Conserving biodiversity

 

Conservation ecology is a mixture of genetics, ecology and evolutionary biology and is becoming a most integrated discipline. Can we hope to be able to say: if we do this then we will have this result? Maybe we can have such result in the short term, but conservation is by definition "preserve something in the long term". The aims of conservation ecology want long-term predictions. And a contingency ruled world teaches us that these are impossible. We can only try some weak predictions.

Decision-makers want us to produce strong predictions, if we do not, here are the engineers, the architects, the self-taught ecologists (often coming from the physics world) who come out with their answers. So we play the game, just to survive. If we say that we cannot predict the future, then somebody else will be listened to, so it is better if we pretend to be able to do so. Let’s invent more and more algorhytms, let’s test tem, let’s reject them when they fail and look for some more. Let’s formalise the obvious in mathematical terms, and we’ll have our secret jargon just like those who practice physics! They are so respectable, and nobody dares contradict them, because nobody but them can speak that jargon. Let’s play the game!

 

All biologists, deep in their heart, feel that all that mathematics does not belong to them. Some like it, and show it off. To say something into mathematical terms gives such an allure of scientificity! It makes biology look like physics! The poor guys who do not understand do not dare saying that the envelope is nice but the box is empty, they do not dare saying that the formula has just enough predictive value as a simple verbal description. Why make things complicate when they can be simple? Read Darwin. His books changed the world, and there is not a single formula.

The outcome of all this arguing is not that hypothesis testing is not good, that we can survive without mathematics and be finally happy. Unfortunately not. We must still build up hypotheses, we must use statistics to test them, and we can even try to perform experiments and not simply observations to test our hypotheses. But we have to realise that this is not what bio-ecology is all about. To perform proper ecology, evolutionary biology, conservation biology, we need more knowledge in the field of natural history. We have to build up complex verbal and graphical models, identifying all the interacting variables. This kind of exercise is unfashionable, also because the variables are species, and there are very few people who recognise species: less and less.

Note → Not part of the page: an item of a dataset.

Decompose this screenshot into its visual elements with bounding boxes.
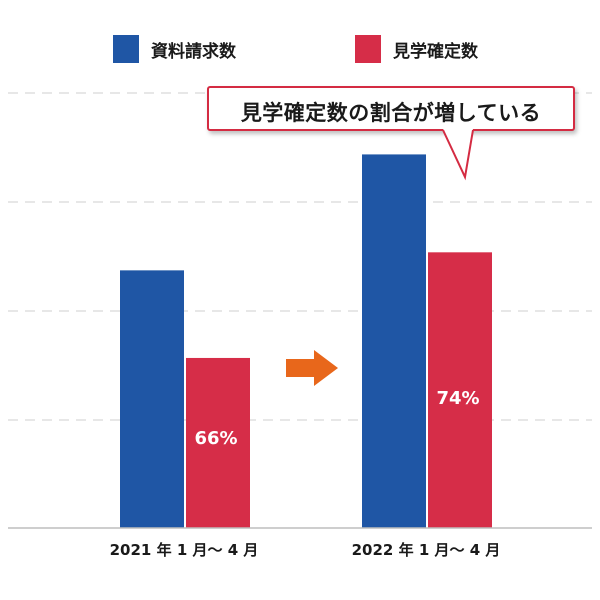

The validity of a theoretical model is to be measured by the value of its level of understanding of natural history. We need rules (that will be invariably broken but that will hold anyway, at least statistically) but we need cases, we need generality and we need detail. In this way we will not build up an elegantly simple building, we will build a baroque, Gaudittian temple. Life is monotonously linear at a certain level, just four bases and you have DNA, but suddenly it becomes overwhelmingly complex. The guys who passed to biology from physics did not discover universal laws, and the reason is simple: there are no universal laws in a complex world. And this is what makes biology so fascinating. Some will say that if it is not expressed with formulas, then it is not science. So what?